What a beautiful and strange album Lou Reed gave us with Berlin, with its haunted and melancholic lyrics about a relationship being dragged down into the depths of despair, with a little bit of heroin and a little bit of suicide and a little bit of loathing and a section where the main character’s children are taken away by social workers. And yet this tragic record achieved an intense, crystalline grace with the weight of its orchestral accompaniment, its choir of young voices and lyrics containing the specificity of romantic detail one remembers in the haze of reminiscence.
“In Berlin by the wall/You were five foot 10 inches tall/It was very nice.” So begins the first song, and there’s an affectionate charm to it in spite of the disaffectedness of Reed’s drawl. Or maybe it’s because his slightly reedy voice seemed as sincere as an ironist can get, considering the stark terror the ironic and the hip have of being sentimental. “And me, I just don’t care at all,” Reed mutters in a song about the rich and the poor, but when it comes to a love song about a girl in a cafe, he was good about describing his broken heart. On his previous album, “Satellite of Love” was perhaps the most poignant song conceived about sexual jealousy, so even when it was a sweet sounding tune, Reed bristled about making it too nice.

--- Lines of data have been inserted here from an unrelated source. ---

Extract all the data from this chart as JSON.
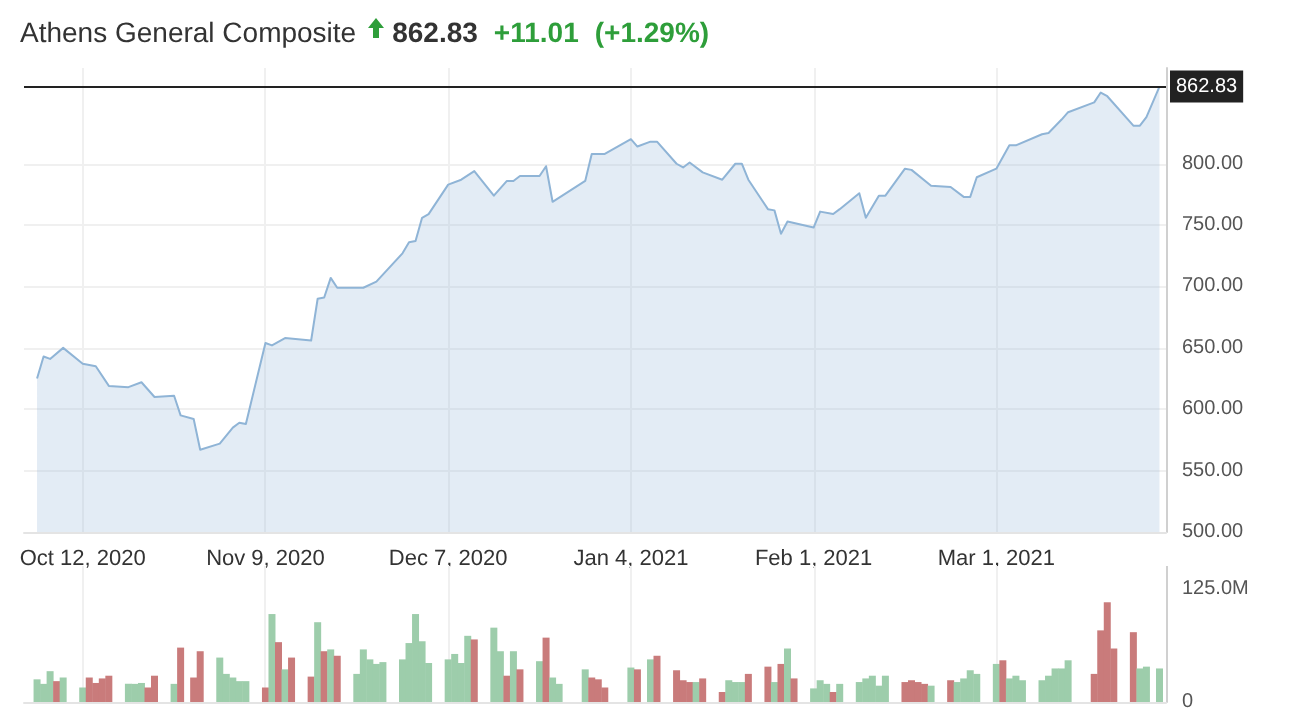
{
  "chart_data": [
    {
      "type": "area",
      "title": "Athens General Composite",
      "annotations": [
        "862.83",
        "+11.01",
        "(+1.29%)"
      ],
      "marker": "none",
      "grid": true,
      "xlim": [
        "2020-10-03",
        "2021-03-27"
      ],
      "xticks": [
        {
          "value": "2020-10-12",
          "label": "Oct 12, 2020"
        },
        {
          "value": "2020-11-09",
          "label": "Nov 9, 2020"
        },
        {
          "value": "2020-12-07",
          "label": "Dec 7, 2020"
        },
        {
          "value": "2021-01-04",
          "label": "Jan 4, 2021"
        },
        {
          "value": "2021-02-01",
          "label": "Feb 1, 2021"
        },
        {
          "value": "2021-03-01",
          "label": "Mar 1, 2021"
        }
      ],
      "ylim": [
        500,
        878
      ],
      "yticks": [
        {
          "value": 500,
          "label": "500.00"
        },
        {
          "value": 550,
          "label": "550.00"
        },
        {
          "value": 600,
          "label": "600.00"
        },
        {
          "value": 650,
          "label": "650.00"
        },
        {
          "value": 700,
          "label": "700.00"
        },
        {
          "value": 750,
          "label": "750.00"
        },
        {
          "value": 800,
          "label": "800.00"
        }
      ],
      "ref_lines": [
        {
          "axis": "y",
          "value": 862.83,
          "label": "862.83",
          "color": "#222222"
        }
      ],
      "series": [
        {
          "color": "#8fb4d6",
          "x": [
            "2020-10-05",
            "2020-10-06",
            "2020-10-07",
            "2020-10-09",
            "2020-10-12",
            "2020-10-14",
            "2020-10-16",
            "2020-10-19",
            "2020-10-21",
            "2020-10-23",
            "2020-10-26",
            "2020-10-27",
            "2020-10-29",
            "2020-10-30",
            "2020-11-02",
            "2020-11-04",
            "2020-11-05",
            "2020-11-06",
            "2020-11-09",
            "2020-11-10",
            "2020-11-12",
            "2020-11-16",
            "2020-11-17",
            "2020-11-18",
            "2020-11-19",
            "2020-11-20",
            "2020-11-24",
            "2020-11-26",
            "2020-11-30",
            "2020-12-01",
            "2020-12-02",
            "2020-12-03",
            "2020-12-04",
            "2020-12-07",
            "2020-12-09",
            "2020-12-11",
            "2020-12-14",
            "2020-12-16",
            "2020-12-17",
            "2020-12-18",
            "2020-12-21",
            "2020-12-22",
            "2020-12-23",
            "2020-12-28",
            "2020-12-29",
            "2020-12-31",
            "2021-01-04",
            "2021-01-05",
            "2021-01-07",
            "2021-01-08",
            "2021-01-11",
            "2021-01-12",
            "2021-01-13",
            "2021-01-15",
            "2021-01-18",
            "2021-01-20",
            "2021-01-21",
            "2021-01-22",
            "2021-01-25",
            "2021-01-26",
            "2021-01-27",
            "2021-01-28",
            "2021-02-01",
            "2021-02-02",
            "2021-02-04",
            "2021-02-05",
            "2021-02-08",
            "2021-02-09",
            "2021-02-11",
            "2021-02-12",
            "2021-02-15",
            "2021-02-16",
            "2021-02-19",
            "2021-02-22",
            "2021-02-24",
            "2021-02-25",
            "2021-02-26",
            "2021-03-01",
            "2021-03-03",
            "2021-03-04",
            "2021-03-08",
            "2021-03-09",
            "2021-03-11",
            "2021-03-12",
            "2021-03-16",
            "2021-03-17",
            "2021-03-18",
            "2021-03-22",
            "2021-03-23",
            "2021-03-24",
            "2021-03-26"
          ],
          "values": [
            625,
            643,
            641,
            650,
            637,
            635,
            619,
            618,
            622,
            610,
            611,
            595,
            592,
            567,
            572,
            585,
            589,
            588,
            654,
            652,
            658,
            656,
            690,
            691,
            707,
            699,
            699,
            704,
            727,
            736,
            737,
            756,
            759,
            783,
            787,
            794,
            774,
            786,
            786,
            790,
            790,
            798,
            769,
            786,
            808,
            808,
            820,
            814,
            818,
            818,
            800,
            797,
            801,
            793,
            787,
            800,
            800,
            787,
            763,
            762,
            743,
            753,
            748,
            761,
            759,
            763,
            776,
            756,
            774,
            774,
            796,
            795,
            782,
            781,
            773,
            773,
            789,
            796,
            815,
            815,
            824,
            825,
            836,
            842,
            850,
            858,
            855,
            831,
            831,
            838,
            862.83
          ]
        }
      ]
    },
    {
      "type": "bar",
      "tick_labels": "y",
      "grid": "x",
      "xlim": [
        "2020-10-03",
        "2021-03-27"
      ],
      "xticks": [
        {
          "value": "2020-10-12",
          "label": null
        },
        {
          "value": "2020-11-09",
          "label": null
        },
        {
          "value": "2020-12-07",
          "label": null
        },
        {
          "value": "2021-01-04",
          "label": null
        },
        {
          "value": "2021-02-01",
          "label": null
        },
        {
          "value": "2021-03-01",
          "label": null
        }
      ],
      "ylim": [
        0,
        150
      ],
      "yticks": [
        0,
        {
          "value": 125,
          "label": "125.0M"
        }
      ],
      "series": [
        {
          "x": [
            "2020-10-05",
            "2020-10-06",
            "2020-10-07",
            "2020-10-08",
            "2020-10-09",
            "2020-10-12",
            "2020-10-13",
            "2020-10-14",
            "2020-10-15",
            "2020-10-16",
            "2020-10-19",
            "2020-10-20",
            "2020-10-21",
            "2020-10-22",
            "2020-10-23",
            "2020-10-26",
            "2020-10-27",
            "2020-10-29",
            "2020-10-30",
            "2020-11-02",
            "2020-11-03",
            "2020-11-04",
            "2020-11-05",
            "2020-11-06",
            "2020-11-09",
            "2020-11-10",
            "2020-11-11",
            "2020-11-12",
            "2020-11-13",
            "2020-11-16",
            "2020-11-17",
            "2020-11-18",
            "2020-11-19",
            "2020-11-20",
            "2020-11-23",
            "2020-11-24",
            "2020-11-25",
            "2020-11-26",
            "2020-11-27",
            "2020-11-30",
            "2020-12-01",
            "2020-12-02",
            "2020-12-03",
            "2020-12-04",
            "2020-12-07",
            "2020-12-08",
            "2020-12-09",
            "2020-12-10",
            "2020-12-11",
            "2020-12-14",
            "2020-12-15",
            "2020-12-16",
            "2020-12-17",
            "2020-12-18",
            "2020-12-21",
            "2020-12-22",
            "2020-12-23",
            "2020-12-24",
            "2020-12-28",
            "2020-12-29",
            "2020-12-30",
            "2020-12-31",
            "2021-01-04",
            "2021-01-05",
            "2021-01-07",
            "2021-01-08",
            "2021-01-11",
            "2021-01-12",
            "2021-01-13",
            "2021-01-14",
            "2021-01-15",
            "2021-01-18",
            "2021-01-19",
            "2021-01-20",
            "2021-01-21",
            "2021-01-22",
            "2021-01-25",
            "2021-01-26",
            "2021-01-27",
            "2021-01-28",
            "2021-01-29",
            "2021-02-01",
            "2021-02-02",
            "2021-02-03",
            "2021-02-04",
            "2021-02-05",
            "2021-02-08",
            "2021-02-09",
            "2021-02-10",
            "2021-02-11",
            "2021-02-12",
            "2021-02-15",
            "2021-02-16",
            "2021-02-17",
            "2021-02-18",
            "2021-02-19",
            "2021-02-22",
            "2021-02-23",
            "2021-02-24",
            "2021-02-25",
            "2021-02-26",
            "2021-03-01",
            "2021-03-02",
            "2021-03-03",
            "2021-03-04",
            "2021-03-05",
            "2021-03-08",
            "2021-03-09",
            "2021-03-10",
            "2021-03-11",
            "2021-03-12",
            "2021-03-16",
            "2021-03-17",
            "2021-03-18",
            "2021-03-19",
            "2021-03-22",
            "2021-03-23",
            "2021-03-24",
            "2021-03-26"
          ],
          "values": [
            25,
            20,
            34,
            23,
            27,
            16,
            27,
            21,
            26,
            29,
            20,
            20,
            21,
            16,
            29,
            20,
            60,
            27,
            56,
            49,
            31,
            27,
            23,
            23,
            16,
            97,
            66,
            36,
            49,
            28,
            88,
            56,
            58,
            51,
            31,
            58,
            47,
            42,
            44,
            47,
            65,
            97,
            67,
            43,
            47,
            53,
            43,
            73,
            69,
            82,
            56,
            29,
            56,
            36,
            45,
            71,
            27,
            20,
            36,
            27,
            25,
            16,
            38,
            36,
            47,
            51,
            35,
            24,
            22,
            22,
            26,
            11,
            24,
            22,
            22,
            31,
            39,
            22,
            42,
            59,
            26,
            15,
            24,
            20,
            11,
            20,
            22,
            26,
            29,
            18,
            29,
            22,
            24,
            22,
            20,
            18,
            24,
            22,
            26,
            35,
            31,
            42,
            46,
            26,
            29,
            24,
            24,
            29,
            37,
            37,
            46,
            31,
            79,
            110,
            59,
            77,
            37,
            39,
            37
          ],
          "colors": [
            "#9dcdab",
            "#9dcdab",
            "#9dcdab",
            "#c97b7b",
            "#9dcdab",
            "#9dcdab",
            "#c97b7b",
            "#c97b7b",
            "#c97b7b",
            "#c97b7b",
            "#9dcdab",
            "#9dcdab",
            "#9dcdab",
            "#c97b7b",
            "#c97b7b",
            "#9dcdab",
            "#c97b7b",
            "#c97b7b",
            "#c97b7b",
            "#9dcdab",
            "#9dcdab",
            "#9dcdab",
            "#9dcdab",
            "#9dcdab",
            "#c97b7b",
            "#9dcdab",
            "#c97b7b",
            "#9dcdab",
            "#c97b7b",
            "#c97b7b",
            "#9dcdab",
            "#c97b7b",
            "#9dcdab",
            "#c97b7b",
            "#9dcdab",
            "#9dcdab",
            "#9dcdab",
            "#9dcdab",
            "#9dcdab",
            "#9dcdab",
            "#9dcdab",
            "#9dcdab",
            "#9dcdab",
            "#9dcdab",
            "#9dcdab",
            "#9dcdab",
            "#9dcdab",
            "#9dcdab",
            "#c97b7b",
            "#9dcdab",
            "#9dcdab",
            "#c97b7b",
            "#9dcdab",
            "#c97b7b",
            "#9dcdab",
            "#c97b7b",
            "#9dcdab",
            "#9dcdab",
            "#9dcdab",
            "#c97b7b",
            "#c97b7b",
            "#c97b7b",
            "#9dcdab",
            "#c97b7b",
            "#9dcdab",
            "#c97b7b",
            "#c97b7b",
            "#c97b7b",
            "#c97b7b",
            "#9dcdab",
            "#c97b7b",
            "#c97b7b",
            "#9dcdab",
            "#9dcdab",
            "#9dcdab",
            "#c97b7b",
            "#c97b7b",
            "#9dcdab",
            "#c97b7b",
            "#9dcdab",
            "#c97b7b",
            "#9dcdab",
            "#9dcdab",
            "#9dcdab",
            "#c97b7b",
            "#9dcdab",
            "#9dcdab",
            "#9dcdab",
            "#9dcdab",
            "#9dcdab",
            "#9dcdab",
            "#c97b7b",
            "#c97b7b",
            "#c97b7b",
            "#c97b7b",
            "#9dcdab",
            "#c97b7b",
            "#9dcdab",
            "#9dcdab",
            "#9dcdab",
            "#9dcdab",
            "#9dcdab",
            "#c97b7b",
            "#9dcdab",
            "#9dcdab",
            "#9dcdab",
            "#9dcdab",
            "#9dcdab",
            "#9dcdab",
            "#9dcdab",
            "#9dcdab",
            "#c97b7b",
            "#c97b7b",
            "#c97b7b",
            "#c97b7b",
            "#c97b7b",
            "#9dcdab",
            "#9dcdab",
            "#9dcdab"
          ]
        }
      ]
    }
  ]
}
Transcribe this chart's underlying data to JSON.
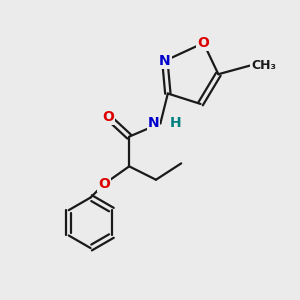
{
  "bg_color": "#ebebeb",
  "bond_color": "#1a1a1a",
  "bond_width": 1.6,
  "atom_colors": {
    "O": "#dd0000",
    "N": "#0000cc",
    "NH_N": "#0000cc",
    "NH_H": "#008080",
    "C": "#1a1a1a"
  },
  "font_size": 10,
  "fig_size": [
    3.0,
    3.0
  ],
  "dpi": 100
}
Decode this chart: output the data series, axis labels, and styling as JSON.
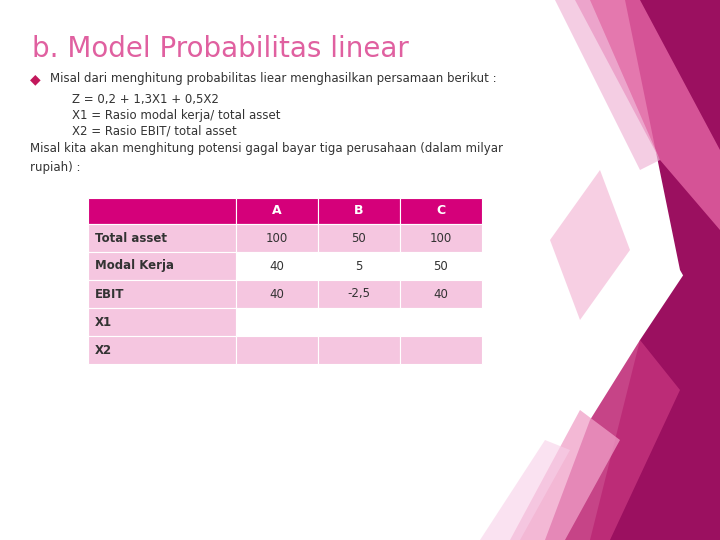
{
  "title": "b. Model Probabilitas linear",
  "title_color": "#E060A0",
  "bg_color": "#FFFFFF",
  "bullet_text": "Misal dari menghitung probabilitas liear menghasilkan persamaan berikut :",
  "bullet_color": "#C2185B",
  "line1": "Z = 0,2 + 1,3X1 + 0,5X2",
  "line2": "X1 = Rasio modal kerja/ total asset",
  "line3": "X2 = Rasio EBIT/ total asset",
  "para": "Misal kita akan menghitung potensi gagal bayar tiga perusahaan (dalam milyar\nrupiah) :",
  "table_header_bg": "#D5007A",
  "table_header_text": "#FFFFFF",
  "table_row_light_bg": "#F5C6E0",
  "table_row_white_bg": "#FFFFFF",
  "table_border_color": "#D5007A",
  "table_cols": [
    "",
    "A",
    "B",
    "C"
  ],
  "table_rows": [
    [
      "Total asset",
      "100",
      "50",
      "100"
    ],
    [
      "Modal Kerja",
      "40",
      "5",
      "50"
    ],
    [
      "EBIT",
      "40",
      "-2,5",
      "40"
    ],
    [
      "X1",
      "",
      "",
      ""
    ],
    [
      "X2",
      "",
      "",
      ""
    ]
  ],
  "text_color": "#333333",
  "decor1_color": "#E060A0",
  "decor2_color": "#9B1060",
  "decor3_color": "#F0A0C8",
  "decor4_color": "#C0307A"
}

That’s what makes Reed’s music engaging to listen to on an album, in that disassociated state where the relationship exists only between the listener and the lyrics. But when we have the performer on stage, singing into a microphone, the effect can be somewhat unpleasant. Case in point: Lou Reed’s Berlin, a documentary of his December 2006 performance at St. Anne’s Warehouse in Brooklyn. The music is no less haunting, and as Reed has aged he’s grown even more removed from showy emotions. It’s nice to have a performer doing haunting and emotional songs in a disaffected way because it forces the listener to cross the distance and feel things for themselves, but when Reed is shown on screen it’s like observing an ancient slab of granite. His eyes are expressive and deep, and he’s in damned good shape for a 66-year-old, all lean and wiry muscles, but he’s remote and cool.
When Julian Schnabel’s cameras simply revere him, dipping up and down and left and right in an attempt to catch nuances, it telegraphs him as a Great American Independent Artist. The rough, jittery handheld camera is shorthand for “integrity” and the lingering on Reed, and the swishing back to him in an attempt to capture moments, is shorthand for “moments gleaned from a monumental poet.” It makes one feel a little jerked around when you’re trying to just, plain and simple, watch the concert, but it’s not the only frustration. Schnabel also created the sets, which are dank and busy and ornamental and also seem to reinforce the idea of age and experience and dank lugubrious weightiness. There are also accompanying filmed sequences projected on the wall (directed by Lola Schnabel, Julian’s daughter) that visualize the album character Caroline (acted by Emmanuelle Seigner) smoking cigarettes, venturing through European rooms, staircases and alleyways with distressed walls, and gazing forlornly or kittenishly at the camera, depending on the mood of the particular song Reed is singing.
At times, I wanted to close my eyes to divert myself from the sea of images, since listening to music is a personal experience worth cherishing. Some concert documentaries give one an impression of watching a show, and experiencing the performance in a secondhand way but still enjoying the vicarious experience. Others, such as Lou Reed’s Berlin, seem like the movie experience gets in its own way. There’s a busyness that acts as an irritant, and that’s not how you want to feel, particularly given the intimacy of this particular album, when you come back to that painful lyric, “And me, I just don’t care at all.”